SAYISI : 2022/48 E., 2022/50 K.

Bölge Adliye Mahkemesi kararı, davalı vekili tarafından temyiz edilmekle; kesinlik, süre, temyiz şartı ve diğer usul eksiklikleri yönünden yapılan ön inceleme sonucunda, temyiz dilekçesinin kabulüne karar verildikten ve Tetkik Hâkimi tarafından hazırlanan rapor dinlendikten sonra dosyadaki belgeler incelenip gereği düşünüldü:

I. DAVA

Davacı vekili; müvekkili ile davalının 18.06.2021 tarihli ve “Cayma Parası Sözleşmesi” başlıklı sözleşmeyle 2+1 dairenin 2.525.000,00 TL bedelle satışı için ön anlaşma yaptıklarını, müvekkilinin toplamda 400.000,00 TL kapora bedeli davalının hesabına gönderdiğini, bakiye satış tutarını İran’a yönelik uygulanan ekonomik yaptırımlar nedeniyle tapu devri için anlaşılan 09.07.2021 tarihinden yaklaşık 10 gün sonra ödeyebileceğini davalı tarafa iletmesine ve bu ödeme için makul bir süre istemesine rağmen, davalının zarara uğradığından bahisle müvekkilinden ek olarak 8.000,00 USD ceza bedeli istemekle birlikte taşınmazın fiyatında da artışa gittiğini, bu nedenle ödenen bedelin iadesi için takibe başlandığını ancak davalının itirazı üzerine takibin durduğunu ileri sürerek; itirazın iptali ile takibin devamına ve icra inkar tazminatına hükmedilmesini talep etmiştir.

II. CEVAP

Davalı vekili; davacı yabancı olduğundan hukuken teminat yatırması gerektiğini, sözleşme hükümleri uyarınca en geç 09.07.2021 tarihine kadar tapu devir işleminin gerçekleşeceğinin kararlaştırıldığını, ancak davacı tarafın bu tarihte parayı getirmediğini, müvekkilini oyaladığını, Mahkemece yapılacak olan yargılama ile böyle bir alacağın varlığının düşünülmesi halinde fazlaya ilişkin her türlü dava hak ve taleplerinin saklı kalmak kaydıyla takas mahsup taleplerinin bulunduğunu, müvekkilinin evin süresinde satılamaması nedeni ile kullanmak amacı ile hazırladığı kredi masrafları oluştuğunu, ayrıca bu evi satarak başka bir ev alacak olması nedeniyle 3. bir şahıstan döviz ile borç aldığından zarara uğradığını, gayrimenkul aracılık sözleşmesi de imzalayarak zararı oluştuğunu savunarak, davanın reddini istemiştir.

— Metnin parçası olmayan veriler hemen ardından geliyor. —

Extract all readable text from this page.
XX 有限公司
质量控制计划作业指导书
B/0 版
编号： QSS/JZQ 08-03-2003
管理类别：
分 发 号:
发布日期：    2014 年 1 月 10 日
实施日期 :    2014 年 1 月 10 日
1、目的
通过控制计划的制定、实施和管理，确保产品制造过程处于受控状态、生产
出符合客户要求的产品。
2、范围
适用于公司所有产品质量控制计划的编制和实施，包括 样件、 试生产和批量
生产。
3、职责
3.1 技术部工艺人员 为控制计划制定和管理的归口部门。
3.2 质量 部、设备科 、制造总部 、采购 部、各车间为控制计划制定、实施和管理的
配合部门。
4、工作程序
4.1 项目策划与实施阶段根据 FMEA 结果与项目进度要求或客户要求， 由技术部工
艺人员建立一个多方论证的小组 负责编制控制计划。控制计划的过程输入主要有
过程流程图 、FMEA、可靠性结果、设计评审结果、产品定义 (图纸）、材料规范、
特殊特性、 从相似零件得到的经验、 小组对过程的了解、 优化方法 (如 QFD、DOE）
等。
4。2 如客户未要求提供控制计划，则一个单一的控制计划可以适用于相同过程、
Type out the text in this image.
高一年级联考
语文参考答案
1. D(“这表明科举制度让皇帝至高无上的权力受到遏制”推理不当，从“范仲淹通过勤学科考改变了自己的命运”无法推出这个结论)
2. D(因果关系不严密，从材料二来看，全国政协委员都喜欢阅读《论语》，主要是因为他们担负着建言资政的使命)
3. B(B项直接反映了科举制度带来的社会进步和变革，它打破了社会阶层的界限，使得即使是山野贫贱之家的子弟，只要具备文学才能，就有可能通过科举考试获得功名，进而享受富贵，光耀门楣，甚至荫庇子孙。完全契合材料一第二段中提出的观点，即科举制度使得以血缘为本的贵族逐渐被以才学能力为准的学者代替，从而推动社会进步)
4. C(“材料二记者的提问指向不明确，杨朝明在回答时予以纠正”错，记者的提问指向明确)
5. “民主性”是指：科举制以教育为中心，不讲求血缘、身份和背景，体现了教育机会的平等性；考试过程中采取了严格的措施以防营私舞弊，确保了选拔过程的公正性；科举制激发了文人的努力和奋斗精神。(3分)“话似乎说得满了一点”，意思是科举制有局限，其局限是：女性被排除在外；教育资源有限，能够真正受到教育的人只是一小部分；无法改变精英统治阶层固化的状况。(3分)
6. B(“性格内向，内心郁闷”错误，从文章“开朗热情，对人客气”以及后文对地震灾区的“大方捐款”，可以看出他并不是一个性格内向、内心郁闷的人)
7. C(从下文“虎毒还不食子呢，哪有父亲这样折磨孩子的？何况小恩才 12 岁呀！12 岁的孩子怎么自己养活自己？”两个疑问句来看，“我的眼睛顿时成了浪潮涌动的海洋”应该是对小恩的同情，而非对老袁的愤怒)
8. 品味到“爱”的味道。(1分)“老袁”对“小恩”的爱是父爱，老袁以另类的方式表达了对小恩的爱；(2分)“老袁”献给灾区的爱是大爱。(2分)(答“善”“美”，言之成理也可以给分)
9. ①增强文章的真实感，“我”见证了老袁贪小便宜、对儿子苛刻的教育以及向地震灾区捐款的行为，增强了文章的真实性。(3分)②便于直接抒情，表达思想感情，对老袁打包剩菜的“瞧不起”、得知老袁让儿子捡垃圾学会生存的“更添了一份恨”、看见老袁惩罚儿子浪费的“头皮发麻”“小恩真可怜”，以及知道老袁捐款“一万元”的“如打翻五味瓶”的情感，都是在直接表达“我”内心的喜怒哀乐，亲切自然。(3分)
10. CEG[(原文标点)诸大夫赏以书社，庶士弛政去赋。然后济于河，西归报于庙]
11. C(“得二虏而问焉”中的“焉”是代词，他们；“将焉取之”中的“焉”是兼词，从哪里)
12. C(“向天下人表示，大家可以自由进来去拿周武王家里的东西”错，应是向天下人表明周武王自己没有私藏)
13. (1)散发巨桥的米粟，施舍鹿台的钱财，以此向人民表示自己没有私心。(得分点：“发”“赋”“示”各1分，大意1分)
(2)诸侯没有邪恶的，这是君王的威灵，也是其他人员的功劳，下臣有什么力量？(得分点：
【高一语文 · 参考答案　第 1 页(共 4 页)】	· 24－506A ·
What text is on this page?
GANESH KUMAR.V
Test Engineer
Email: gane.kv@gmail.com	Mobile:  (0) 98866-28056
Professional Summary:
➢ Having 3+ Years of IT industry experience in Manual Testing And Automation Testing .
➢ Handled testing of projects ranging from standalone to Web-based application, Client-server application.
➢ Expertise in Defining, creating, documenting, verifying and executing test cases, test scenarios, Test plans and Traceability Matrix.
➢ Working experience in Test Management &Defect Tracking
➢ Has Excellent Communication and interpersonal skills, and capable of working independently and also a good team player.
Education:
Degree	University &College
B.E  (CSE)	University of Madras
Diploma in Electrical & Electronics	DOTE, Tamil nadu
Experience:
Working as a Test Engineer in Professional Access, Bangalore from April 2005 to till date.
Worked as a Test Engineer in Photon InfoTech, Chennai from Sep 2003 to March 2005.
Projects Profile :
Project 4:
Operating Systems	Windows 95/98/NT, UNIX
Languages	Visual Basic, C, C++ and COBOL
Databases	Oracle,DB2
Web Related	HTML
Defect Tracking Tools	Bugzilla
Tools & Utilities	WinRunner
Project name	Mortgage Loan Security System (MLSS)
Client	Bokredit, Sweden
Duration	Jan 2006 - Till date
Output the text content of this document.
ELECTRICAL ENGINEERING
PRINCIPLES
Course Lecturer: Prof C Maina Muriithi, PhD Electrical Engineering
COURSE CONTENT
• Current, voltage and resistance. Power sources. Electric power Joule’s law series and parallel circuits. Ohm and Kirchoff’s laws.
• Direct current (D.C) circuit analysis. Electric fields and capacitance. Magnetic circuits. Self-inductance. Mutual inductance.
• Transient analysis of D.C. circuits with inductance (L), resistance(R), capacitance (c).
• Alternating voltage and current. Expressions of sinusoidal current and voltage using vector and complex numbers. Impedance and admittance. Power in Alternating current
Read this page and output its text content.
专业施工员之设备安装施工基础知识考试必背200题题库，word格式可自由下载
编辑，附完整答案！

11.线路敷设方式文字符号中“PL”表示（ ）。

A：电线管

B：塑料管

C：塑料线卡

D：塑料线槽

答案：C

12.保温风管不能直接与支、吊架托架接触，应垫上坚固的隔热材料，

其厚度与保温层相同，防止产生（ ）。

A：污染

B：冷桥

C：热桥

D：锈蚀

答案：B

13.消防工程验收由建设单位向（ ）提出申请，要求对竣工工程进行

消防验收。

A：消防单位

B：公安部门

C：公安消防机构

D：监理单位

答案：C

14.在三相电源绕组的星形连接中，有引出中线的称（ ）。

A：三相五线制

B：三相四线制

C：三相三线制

III. İLK DERECE MAHKEMESİ KARARI

İlk Derece Mahkemesinin yukarıda tarih ve sayısı belirtilen kararıyla; geçersiz sözleşmeye dayalı olarak tarafların verdiklerini haksız iktisap kuralları gereğince geri isteyebilecekleri, talebin sebepsiz zenginleşme niteliğinde olduğu, alacağın likit bulunduğu davalı tarafın takas mahsup talebi sözleşmeden kaynaklı menfi zararına ilişkin olup, tarafların geçersiz sözleşmeye dayalı olarak menfi zarar talebinde bulunamayacakları, yalnızca verdiklerini geri alma hakkına haiz oldukları gerekçesiyle; davanın kabulü ile davalının takip dosyasında yapmış olduğu itirazın iptali ile takibin devamına, asıl alacağın %20'si oranında icra inkar tazminatının davalıdan tahsili ile davacıya ödenmesine, davalının takas mahsup talebinin reddine karar verilmiş; karara karşı, süresi içinde davalı vekili istinaf başvurusunda bulunmuştur.

IV. İSTİNAF

Bölge Adliye Mahkemesinin yukarıda tarih ve sayısı belirtilen kararıyla tapulu taşınmazın satışına ilişkin sözleşmelerin resmi şekil şartına tabi bulunduğu, geçerlilik şekline uyulmaksızın yapılan sözleşmelerin hukuken geçersiz olacağı, emsal Yargıtay kararlarına göre geçerli olmayan bir akit dolayısıyla ödenmiş bulunan pey akçesinin (kaporanın) sebepsiz zenginleşme hükümleri gereğince geri istenebileceği, Mahkemece davalı tarafın takas-mahsup talebi sözleşmeden kaynaklı menfi zararına ilişkin olup, tarafların geçersiz sözleşmeye dayalı olarak menfi zarar talebinde bulunamayacakları gerekçesiyle bu talebin reddine karar verilmesinde usul ve kanuna aykırılık bulunmadığı, somut olayda, alacak likit olduğundan Mahkemece davacı lehine icra inkar tazminatına hükmedilmesinde de isabetsizlik görülmediği gerekçesiyle, istinaf başvurusunun esastan reddine karar verilmiş; karara karşı, süresi içinde davalı vekili temyiz isteminde bulunmuştur.

V. TEMYİZ

A. Temyiz Sebepleri

Davalı vekili; taraflar arasındaki sözleşme hükümlerinin açık olduğunu, davacının sözleşmeden cayan taraf olması nedeniyle bir alacak talep edemeyeceğini, takas taleplerinin değerlendirilmediğini ve delillerin toplanmadığını, icra inkar tazminatının da reddi gerektiğini ve davacı aleyhine kötü niyet tazminatına hükmedilmesi gerektiğini ileri sürerek kararın bozulmasını istemiştir.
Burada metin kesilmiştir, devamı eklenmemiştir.